第9話 魔討士は時にはスポーツ選手扱いされたりする

 今日は土曜日だ。新宿ダンジョンに行ってから1週間たった。

 なんか最近は檜村さんにつきあって探索したり、なぜかダンジョンに遭遇したりとやたら忙しかった気がする。ダンジョンに遭遇したのは偶然なんだけど。


 戦闘はなんだかんだで結構疲れるから、戦闘があるとその日はもう何もやる気が出なくなる。

 大人の魔討士はビールでも飲んで疲れを癒すのかもしれないけど。僕はまだ飲んではいけない。

 家の父さんもそうだけど、じつに美味しそうにビールを飲んでいるのを見たことが有る。でも、あれはそんなに美味しいものなのか。


 今日は三田ケ谷と一緒に調布で買い物だ。買い物が終わったら、三田ケ谷の先導で裏道の洋食レストランに入った。


「ここは評判いいんだぜ」


 三田ケ谷が教えてくれる。こいつはこの辺の情報にはアンテナが高いというかよく知っている。

 小さめのカウンターと木のテーブルが何席かある木目調の落ち着いたお店。

 キッチンが店内から見えて、ふんわりとしたニンニクとトマトソースのいいにおいが店の中に漂っていた。


 小さめの店内は今はお客さんはいなくて静かなもんだ。ウェイトレスのお姉さんが暇そうにしている。
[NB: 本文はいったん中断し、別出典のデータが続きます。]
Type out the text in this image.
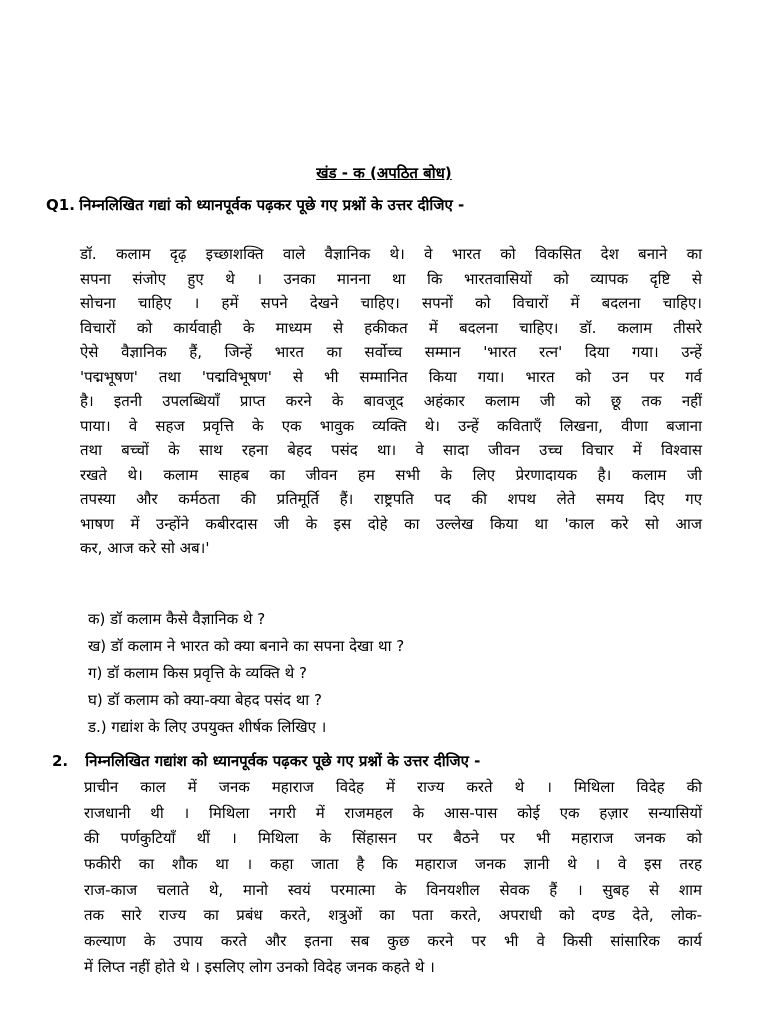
खंड - क (अपठित बोध)
Q1. निम्नलिखित गद्यां को ध्यानपूर्वक पढ़कर पूछे गए प्रश्नों के उत्तर दीजिए -
डॉ. कलाम दृढ़ इच्छाशक्ति वाले वैज्ञानिक थे। वे भारत को विकसित देश बनाने का
सपना संजोए हुए थे । उनका मानना था कि भारतवासियों को व्यापक दृष्टि से
सोचना चाहिए । हमें सपने देखने चाहिए। सपनों को विचारों में बदलना चाहिए।
विचारों को कार्यवाही के माध्यम से हकीकत में बदलना चाहिए। डॉ. कलाम तीसरे
ऐसे वैज्ञानिक हैं, जिन्हें भारत का सर्वोच्च सम्मान 'भारत रत्न' दिया गया। उन्हें
'पद्मभूषण' तथा 'पद्मविभूषण' से भी सम्मानित किया गया। भारत को उन पर गर्व
है। इतनी उपलब्धियाँ प्राप्त करने के बावजूद अहंकार कलाम जी को छू तक नहीं
पाया। वे सहज प्रवृत्ति के एक भावुक व्यक्ति थे। उन्हें कविताएँ लिखना, वीणा बजाना
तथा बच्चों के साथ रहना बेहद पसंद था। वे सादा जीवन उच्च विचार में विश्वास
रखते थे। कलाम साहब का जीवन हम सभी के लिए प्रेरणादायक है। कलाम जी
तपस्या और कर्मठता की प्रतिमूर्ति हैं। राष्ट्रपति पद की शपथ लेते समय दिए गए
भाषण में उन्होंने कबीरदास जी के इस दोहे का उल्लेख किया था 'काल करे सो आज
कर, आज करे सो अब।'
क) डॉ कलाम कैसे वैज्ञानिक थे ?
ख) डॉ कलाम ने भारत को क्या बनाने का सपना देखा था ?
ग) डॉ कलाम किस प्रवृत्ति के व्यक्ति थे ?
घ) डॉ कलाम को क्या-क्या बेहद पसंद था ?
ड.) गद्यांश के लिए उपयुक्त शीर्षक लिखिए ।
2. निम्नलिखित गद्यांश को ध्यानपूर्वक पढ़कर पूछे गए प्रश्नों के उत्तर दीजिए -
प्राचीन काल में जनक महाराज विदेह में राज्य करते थे । मिथिला विदेह की
राजधानी थी । मिथिला नगरी में राजमहल के आस-पास कोई एक हज़ार सन्यासियों
की पर्णकुटियाँ थीं । मिथिला के सिंहासन पर बैठने पर भी महाराज जनक को
फकीरी का शौक था । कहा जाता है कि महाराज जनक ज्ञानी थे । वे इस तरह
राज-काज चलाते थे, मानो स्वयं परमात्मा के विनयशील सेवक हैं । सुबह से शाम
तक सारे राज्य का प्रबंध करते, शत्रुओं का पता करते, अपराधी को दण्ड देते, लोक-
कल्याण के उपाय करते और इतना सब कुछ करने पर भी वे किसी सांसारिक कार्य
में लिप्त नहीं होते थे । इसलिए लोग उनको विदेह जनक कहते थे ।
 洒落た雰囲気だけど、メニューはファミレスっぽい写真つきで分かりやすいし値段も手ごろなのもありがたい。

 僕はオムライス、三田ケ谷はミートソースのスパゲッティをオーダーした。


「新宿に行ったんだろ?どうだった?」

「あれは手ごわいっていうか、今の僕には手に負えないよ」


 新宿ダンジョンのモンスターは詳しく調べてみたけど魔法生物系とでもいうのか。

 ルーンキューブと呼ばれる、ルービックキューブのようなモンスターが多いようだけど、それ以外にも宙に浮かぶモノリスのようなのとか、幾何学模様が入った球のようなやつとか、そういうのが出てくるらしい。

 

 戦った感じでも、距離を開けたところから魔法のようなものを飛ばしてくることが多い。

 檜村さんの攻撃系の魔法は威力は抜群だけど、詠唱というか準備時間が長いのが欠点だ。

 その間は僕があの人を守らないといけないんだけど、2階層あたりに行くと、すでに威力が高いから僕だと一体を止めるのが精いっぱいだ。


 複数に挟まれるようなことが有れば確実に負ける。

 ダンジョンでの負けは死だ。魔討士にだって犠牲者は出ている。だからダンジョンアプリでは勝ち目がない相手の場合は自衛を優先して逃げろ、と表示される。


「あのさ、お前もそろそろ真面目に活動する気無いわけ?」

「俺の能力、不便過ぎるんだよ。知ってるだろ?」


 三田ケ谷が水を飲みながらいつものやる気なさそうな口調で言う。

 三田ケ谷の武器は両手持ち西洋剣グレートソード

 乙類の武器はなんらかの能力を持っていることが多い。三田ケ谷の武器の能力は剣の軌道に質量と言うか斬撃の威力を残すというものだ。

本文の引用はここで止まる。